When my son got into the car and we drove off I explained why I was always on the children coming in and out of our house to, “shut the door!” How right now the house was having a hard time holding temperature on the second floor and the amount of hot air that came in while the door was open added more work for the air conditioning units and costs more energy we were trying to be mindful of.
I said a lot more by way of explanation but in the end I said to him, “do you know what Gramps always said to me when I was young? I told him for all my childhood, Gramps would yell out to us, “shut the door!” when we came in or left the house and forgot. He didn’t like wasting energy either.
Tonight after a dinner with my parents who had been visiting from the mountains, my husband and mother were standing in the doorway and I said to them, “either go in or come out but shut the door, please!” My husband on one side of the door shut it to a crack and pretended to continue the conversation with my mother who was just outside.
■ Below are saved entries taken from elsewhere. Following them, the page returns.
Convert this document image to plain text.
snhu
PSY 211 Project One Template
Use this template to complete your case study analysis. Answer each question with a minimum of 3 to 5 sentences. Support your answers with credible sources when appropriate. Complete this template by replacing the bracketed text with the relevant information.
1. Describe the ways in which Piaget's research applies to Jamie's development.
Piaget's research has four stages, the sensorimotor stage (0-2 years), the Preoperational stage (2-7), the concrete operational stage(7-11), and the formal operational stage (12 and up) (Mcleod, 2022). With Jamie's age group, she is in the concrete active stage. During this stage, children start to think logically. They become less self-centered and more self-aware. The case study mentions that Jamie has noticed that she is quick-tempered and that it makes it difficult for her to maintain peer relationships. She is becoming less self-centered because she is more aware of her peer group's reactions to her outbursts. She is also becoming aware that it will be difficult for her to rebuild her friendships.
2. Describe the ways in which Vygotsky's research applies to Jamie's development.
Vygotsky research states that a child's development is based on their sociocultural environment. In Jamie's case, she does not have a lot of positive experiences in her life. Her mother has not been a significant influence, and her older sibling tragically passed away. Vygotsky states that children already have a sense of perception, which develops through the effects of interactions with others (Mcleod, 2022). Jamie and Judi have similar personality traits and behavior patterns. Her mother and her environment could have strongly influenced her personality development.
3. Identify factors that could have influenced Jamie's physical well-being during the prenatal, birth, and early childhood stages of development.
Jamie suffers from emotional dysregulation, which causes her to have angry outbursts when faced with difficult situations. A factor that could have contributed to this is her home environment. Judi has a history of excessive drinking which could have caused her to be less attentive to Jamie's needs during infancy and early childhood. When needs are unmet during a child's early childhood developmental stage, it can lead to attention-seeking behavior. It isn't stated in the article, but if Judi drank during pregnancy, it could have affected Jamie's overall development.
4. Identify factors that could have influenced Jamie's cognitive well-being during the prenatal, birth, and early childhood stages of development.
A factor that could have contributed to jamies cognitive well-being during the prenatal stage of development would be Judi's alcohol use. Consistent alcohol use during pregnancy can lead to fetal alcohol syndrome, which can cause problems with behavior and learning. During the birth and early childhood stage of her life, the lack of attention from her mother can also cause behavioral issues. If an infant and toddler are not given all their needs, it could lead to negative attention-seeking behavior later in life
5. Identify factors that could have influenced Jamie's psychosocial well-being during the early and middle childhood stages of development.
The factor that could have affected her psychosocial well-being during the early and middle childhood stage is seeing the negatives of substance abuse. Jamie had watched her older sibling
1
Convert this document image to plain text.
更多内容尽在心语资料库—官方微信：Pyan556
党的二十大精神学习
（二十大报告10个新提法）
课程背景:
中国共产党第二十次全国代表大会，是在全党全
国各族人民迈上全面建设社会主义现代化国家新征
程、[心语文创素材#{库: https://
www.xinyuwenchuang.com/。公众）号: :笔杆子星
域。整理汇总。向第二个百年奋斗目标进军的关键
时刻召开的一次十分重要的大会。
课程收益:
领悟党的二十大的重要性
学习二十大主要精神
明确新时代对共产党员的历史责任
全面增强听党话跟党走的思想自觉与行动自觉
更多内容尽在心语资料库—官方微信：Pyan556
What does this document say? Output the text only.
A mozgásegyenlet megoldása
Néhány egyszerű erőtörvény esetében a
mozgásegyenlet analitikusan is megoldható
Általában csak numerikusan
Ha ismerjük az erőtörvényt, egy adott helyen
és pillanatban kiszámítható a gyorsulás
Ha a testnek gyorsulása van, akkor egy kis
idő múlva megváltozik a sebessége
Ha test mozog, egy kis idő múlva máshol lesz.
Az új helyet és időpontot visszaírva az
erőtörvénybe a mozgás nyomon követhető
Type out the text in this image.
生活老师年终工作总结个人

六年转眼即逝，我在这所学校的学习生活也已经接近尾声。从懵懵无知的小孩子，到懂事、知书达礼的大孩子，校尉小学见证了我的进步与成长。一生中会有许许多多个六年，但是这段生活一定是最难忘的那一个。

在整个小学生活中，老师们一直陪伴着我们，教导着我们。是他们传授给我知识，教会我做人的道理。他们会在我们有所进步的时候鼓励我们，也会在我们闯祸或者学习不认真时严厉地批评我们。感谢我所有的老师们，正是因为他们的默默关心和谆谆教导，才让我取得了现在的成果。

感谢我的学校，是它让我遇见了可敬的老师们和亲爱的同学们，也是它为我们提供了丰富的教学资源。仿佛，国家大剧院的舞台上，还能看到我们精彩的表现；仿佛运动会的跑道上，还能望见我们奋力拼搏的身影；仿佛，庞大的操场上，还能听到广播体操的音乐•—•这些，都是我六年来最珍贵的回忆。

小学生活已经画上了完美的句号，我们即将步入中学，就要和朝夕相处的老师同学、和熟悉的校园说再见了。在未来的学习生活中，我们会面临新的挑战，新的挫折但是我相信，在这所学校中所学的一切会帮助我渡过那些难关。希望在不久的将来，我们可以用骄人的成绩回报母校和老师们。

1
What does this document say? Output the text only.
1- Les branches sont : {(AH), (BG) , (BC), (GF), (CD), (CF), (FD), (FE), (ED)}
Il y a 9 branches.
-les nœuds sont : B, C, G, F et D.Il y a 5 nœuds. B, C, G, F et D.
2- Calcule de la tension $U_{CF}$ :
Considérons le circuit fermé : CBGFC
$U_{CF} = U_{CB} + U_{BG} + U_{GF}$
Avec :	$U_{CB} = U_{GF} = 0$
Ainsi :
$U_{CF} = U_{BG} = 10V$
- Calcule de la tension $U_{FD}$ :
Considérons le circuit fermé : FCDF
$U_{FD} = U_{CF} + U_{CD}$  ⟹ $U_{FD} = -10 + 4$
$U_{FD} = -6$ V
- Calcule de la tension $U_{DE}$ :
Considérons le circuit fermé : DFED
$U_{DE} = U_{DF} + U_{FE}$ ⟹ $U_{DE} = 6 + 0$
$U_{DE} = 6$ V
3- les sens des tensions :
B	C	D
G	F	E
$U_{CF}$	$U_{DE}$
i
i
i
We all started laughing.
It was at that point that I told my father about the conversation I’d had with my son a few hours before on the same subject. My father said he didn’t remember yelling at me to shut the door and mused that it was interesting how sometimes you don’t remember doing something but the person who it was done to (me being yelled at, for example) remembers it far more vividly.
The Big Boy Update: My son is in Superhero Parkour camp this week. When I picked him up I was informed by Zak, the instructor, that my son wasn’t answering to his name anymore, that if I was going to have to call him ‘Black Panther’.
The Tiny Girl Chronicles: As my parents were leaving after dinner tonight to head back to the mountains, my mother told my daughter, “next time I’m going to hide you in my car and take you with me.” My daughter asked with a sense of wonder, “really?” My mother admitted, “no, you parents wouldn’t let me” to which my daughter quietly said, “well, you could ask?”